13 - Seems to be recognised by Patch Library. Reports Unique ID. Appears to save patches - the Owl LED button changes from solid red to amber as the download occurs. But display does not show the patches as being present on the device. I have tried to pick nice short and simple patches.

So, how to get the last mile to a working device? Holding down the LED button doesn’t get it to start flashing and it doesn’t appear to select a patch, or go green afterwards.

This means that OWL is in bootloader mode. You can only use it to flash firmware, not patches. Hard to tell why exactly you get it, but it means that firmware can’t run (either it crashes or is not flashed).

Try sending firmware in SysEx format (.syx instead of .bin like with DFU).
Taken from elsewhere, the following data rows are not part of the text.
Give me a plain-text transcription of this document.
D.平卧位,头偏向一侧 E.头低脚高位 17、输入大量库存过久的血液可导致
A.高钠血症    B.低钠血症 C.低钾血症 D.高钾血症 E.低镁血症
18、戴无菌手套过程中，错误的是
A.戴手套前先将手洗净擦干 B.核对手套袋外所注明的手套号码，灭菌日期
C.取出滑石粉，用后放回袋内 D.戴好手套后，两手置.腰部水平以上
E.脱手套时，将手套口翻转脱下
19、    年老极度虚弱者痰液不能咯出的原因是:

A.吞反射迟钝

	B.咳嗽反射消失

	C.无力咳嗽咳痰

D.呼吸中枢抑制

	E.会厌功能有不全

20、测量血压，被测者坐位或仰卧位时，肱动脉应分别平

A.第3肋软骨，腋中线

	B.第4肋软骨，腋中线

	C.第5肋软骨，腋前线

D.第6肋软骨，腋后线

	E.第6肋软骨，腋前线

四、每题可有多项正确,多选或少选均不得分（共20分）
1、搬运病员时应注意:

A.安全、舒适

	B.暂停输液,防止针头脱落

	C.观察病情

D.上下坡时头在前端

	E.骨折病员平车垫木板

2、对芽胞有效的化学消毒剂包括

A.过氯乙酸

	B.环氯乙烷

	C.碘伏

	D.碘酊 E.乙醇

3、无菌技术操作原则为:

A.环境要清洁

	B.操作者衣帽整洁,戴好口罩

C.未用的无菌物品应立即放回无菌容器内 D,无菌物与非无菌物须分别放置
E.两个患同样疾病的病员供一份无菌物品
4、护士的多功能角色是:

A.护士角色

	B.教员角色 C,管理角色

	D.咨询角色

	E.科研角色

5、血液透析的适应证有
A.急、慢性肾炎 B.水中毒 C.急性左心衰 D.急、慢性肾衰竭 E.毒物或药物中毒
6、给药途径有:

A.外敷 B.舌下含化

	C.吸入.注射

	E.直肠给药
Once correctly flashed it should run the firmware. You might have to delete the USB device like you did before in case if windows won’t like the change of device type. When firmware runs, it would give you a composite audio + MIDI device.

HUGE thanks - you are a top gent. I now have what looks like a working OWL modular again. The syx trick didn’t work, but the key clues were (a) I’d never gotten out of the bootloader and (b) to keep deleting the USB device.
If anyone else has the same issues, what finally did work for me (briefly) was
1 - Put the chip into DFU mode with the jumpers
2 - Erase the whole chip with STM32CubeProgrammer,
3 - Use Zadig to put a WinUSB driver onto the device that shows up in Device Manager,
4 - Use dfu-util to flash the bootloader .bin on (the one in the link I gave above). At that point dfu-util doesn’t work again - what you have to do is,
5 - delete any device in Device Manager (plus driver),
6 - restart the Owl,
7 - restart Windows, and then
8 - get Device Manager to pick up the Owl again. And for safety,
9 - use Zadig again to add the right driver.
10 - Then flash the new firmware using dfu-util - I used v21.2.
11 - Then switch the Owl off, and change the jumper back.
12 - Then delete the USB device in Device Manager (again)
13 - Restart Windows.
14 - Switch on the Owl. At this point you are hopefully getting green or green flashing LED.
15 - Let Device Manager find it.
16 - Now start OWL Patch Library – Rebel Technology and hopefully it all works.

OK, enough firmware-wrangling, time to make music. Thanks again.